Cast a frog for summer bass

If I had to choose my favorite lure of all time, it would probably be a plastic surface frog.

If I had to choose my favorite lure of all time, it would probably be a plastic surface frog. And while serious fisherman talk about football season being the best time of year for frog fishin’, I think that as long as the water temp is above the mid 50s, there’s hardly a bad time of year to cast a plastic frog – and right now in the middle of summer is one of the very best.

Aquatic vegetation is reaching its peak growth in summer, and a plastic frog with a pointed nose is the ultimate tool for catching a largemouth out of thick matted vegetation.

But, even if your favorite place to fish doesn’t have matted vegetation or lily pads, a surface frog with a concave nose like the Booyah Poppin’ Pad Crasher, that’s designed for ‘popping’ across the surface, is an awesome choice anywhere you have shade. The bright, smokin’ hot, sunny days of summer create shadows and shade around boat docks, and beneath overhanging limbs along the shoreline, and a frog is a great way to get bass to rise up and eat from those cool dark places even in the middle of a hot summer day.

If I had to pick one color of frog it would be black. Simply because it does a great job in a variety of light conditions of creating a silhouette the bass can see, whether it’s through matted vegetation or in the dark shadows of a shady shoreline. Yellow and green frogs are also among my top picks because they serve the dual purpose of mimicking not only frogs, but also the bream (sunfish) that are often present around vegetation.

I’ll give you one tip. Don’t be afraid to grab a pair of scissors and do a little barber work on the long strands of rubber that serve as the plastic frog’s legs. If I’m fishing the concave-faced popping frog in more open water or around laydowns or branches, I’ll trim about ½” off one leg, and 1 ½” off the other leg, and that’ll make it walk side-to-side across the surface.

On the pointed nose frogs I use in heavy vegetation, I’ll cut as much as 2” off each leg, because often times the bass will miss the bait as they smash through the matted hydrilla to get it. But with the legs trimmed way up, they’re more likely to get nothing but the body and the hooks.

As far as the tackle I use with my frogs, I like a heavy action rod like the 7’ 3” model made by a company called 13 Fishing. I pair it with a fast reel with at least a 7.0:1 gear ratio, and spool it with 50-pound braid. Braided line will not only allow you to cast a long distance, but mostly, braid offers you the strength necessary to pull fish from thick vegetation and wood where frogs are most effective.

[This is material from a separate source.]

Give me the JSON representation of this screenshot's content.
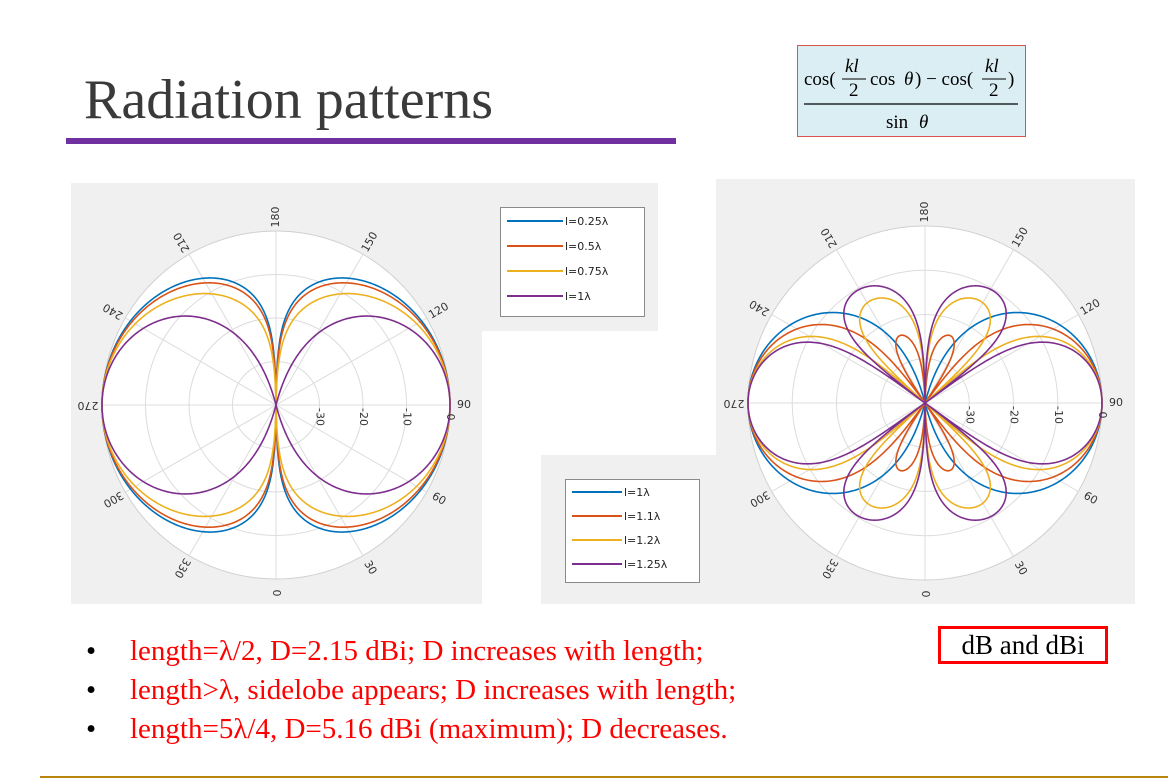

In reality, I’m spending as much time in the basement of the University of Auburn library this summer studying to pass a class called Fundamentals of Electrical and Computer Engineering, as I am frog fishing at places like Lake Guntersville. This class deals with second order circuits, conductors and capacitors. No, it’s not much fun. In fact, it’s not even in the same universe of fun that catching a giant bass on a topwater frog is.